Hace diez días, el estreno de Las presidentas fue un pequeño acontecimiento teatral, porque ofreció un ejemplo de atrevimiento bastante inusual en el medio montevideano. No sólo la pieza del austríaco Werner Schwab habla sin eufemismo alguno de inodoros y materia fecal, sino que esas referencias están colocadas allí para reflejar otros feos olores que la realidad despide en el plano social, político, sentimental y hasta religioso. Lo mejor de esa propuesta es que Schwab la entrega a través de la risa, eligiendo a tres grotescas figuras femeninas como portavoces de su acidez para mirar el mundo.

Aunque divierte de buena gana al público, la fiesta es un poco infernal. Pero gracias a la directora Marianella Morena y a su trío de intérpretes (Estela Medina, Gloria Demassi, Levón) se convierte en una de esas brillantes alegorías escénicas que eran más frecuentes en el teatro montevideano de los años 60 y comienzos de los 70, cuando el descalabro de las instituciones y de la vida cultural de este país tuvo un último destello a nivel artístico. En más de un sentido, Las presidentas permite a sus espectadores veteranos evocar lo que en aquella época hacía el Teatro Uno de Luis Cerminara y Alberto Restuccia, jugando libremente entre Jean Genet , Milton Schinca o incluso Alfred Jarry.

Hace 35 o 40 años, aquellos chispazos eran una respuesta al desafío de una crisis nacional como no se recordaba otra, pero al mismo tiempo eran una provocación para que el ingenio no se adormeciera bajo el peso de las amenazas ambientales. En la actualidad, la risa brutal de Las presidentas también es provocativa, quizá para despabilar a un medio aplanado por la cortedad de lenguaje, el acecho de la mediocridad y la timidez expresiva del Montevideo de hoy, donde la falta de intercambio con el exterior y el aire pueblerino que deriva de esa falta, han terminado por sofocar casi toda audacia.

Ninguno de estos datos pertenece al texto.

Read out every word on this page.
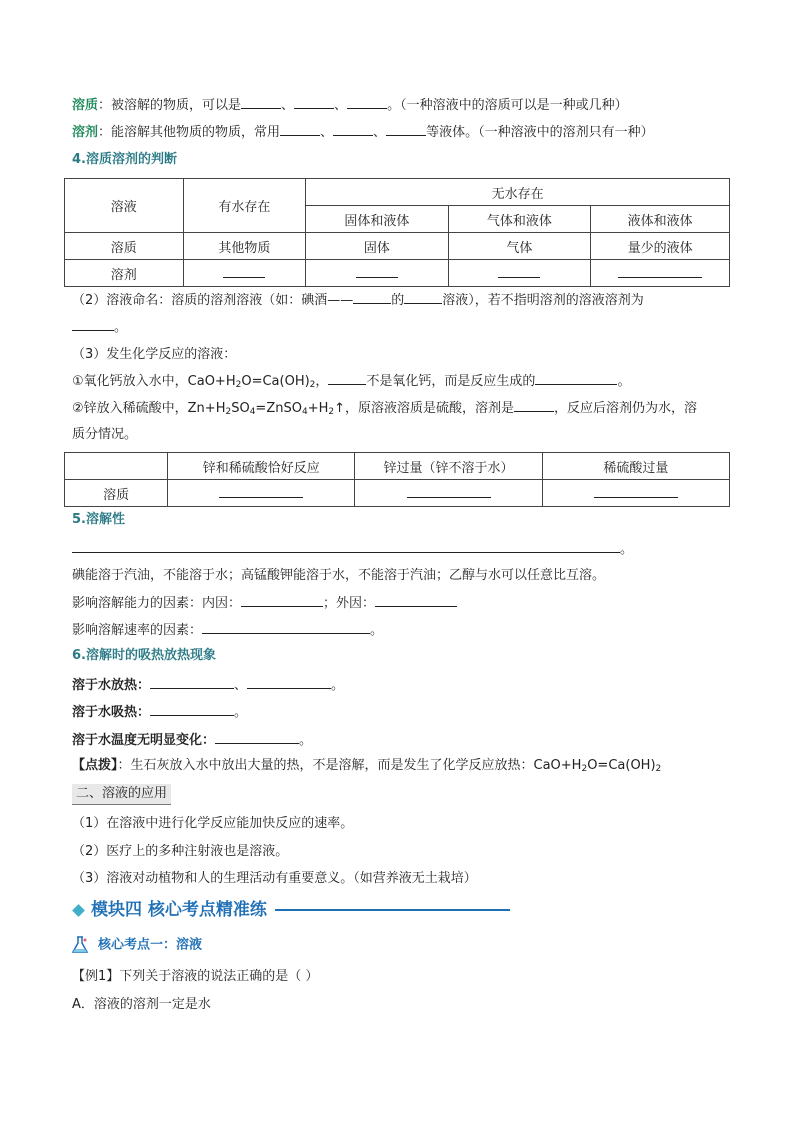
溶质：被溶解的物质，可以是	、	、	。（一种溶液中的溶质可以是一种或几种）
溶剂：能溶解其他物质的物质，常用	、	、	等液体。（一种溶液中的溶剂只有一种）
4.溶质溶剂的判断
溶液	有水存在	无水存在		
		固体和液体	气体和液体	液体和液体
溶质	其他物质	固体	气体	量少的液体
溶剂				
（2）溶液命名：溶质的溶剂溶液（如：碘酒——	的	溶液），若不指明溶剂的溶液溶剂为
。
（3）发生化学反应的溶液：
①氧化钙放入水中，$CaO+H_2O=Ca(OH)_2$，	不是氧化钙，而是反应生成的	。
②锌放入稀硫酸中，$Zn+H_2SO_4=ZnSO_4+H_2↑$，原溶液溶质是硫酸，溶剂是	，反应后溶剂仍为水，溶
质分情况。
	锌和稀硫酸恰好反应	锌过量（锌不溶于水）	稀硫酸过量
溶质			
5.溶解性
。
碘能溶于汽油，不能溶于水；高锰酸钾能溶于水，不能溶于汽油；乙醇与水可以任意比互溶。
影响溶解能力的因素：内因：	；外因：
影响溶解速率的因素：	。
6.溶解时的吸热放热现象
溶于水放热：	、	。
溶于水吸热：	。
溶于水温度无明显变化：	。
【点拨】：生石灰放入水中放出大量的热，不是溶解，而是发生了化学反应放热：$CaO+H_2O=Ca(OH)_2$
二、溶液的应用
（1）在溶液中进行化学反应能加快反应的速率。
（2）医疗上的多种注射液也是溶液。
（3）溶液对动植物和人的生理活动有重要意义。（如营养液无土栽培）
模块四 核心考点精准练
核心考点一：溶液
【例1】下列关于溶液的说法正确的是（ ）
A．溶液的溶剂一定是水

Contra esa situación es que se alzan ciertos desafíos como esta obra, que debe ser estimada en su alcance removedor, así sea para discrepar o para renegar. Bienvenidos los transgresores si son capaces de combatir el conformismo y denunciar un nuevo espíritu puritano más preocupado por disipar el humo del tabaquismo que por despejar la bruma de una desfalleciente circulación de las ideas. Porque esta ciudad ha olvidado los fulgores culturales de su pasado, mientras sus esquinas pueden ser tan alegóricas como el mejor teatro cuando en ellas se cruza un Mercedes Benz con un carrito hurgador. Si Werner Schwab no hubiera muerto a los 35 años en 1992, podría haberse inspirado en esos contrastes montevideanos para inventar otros de sus esperpentos.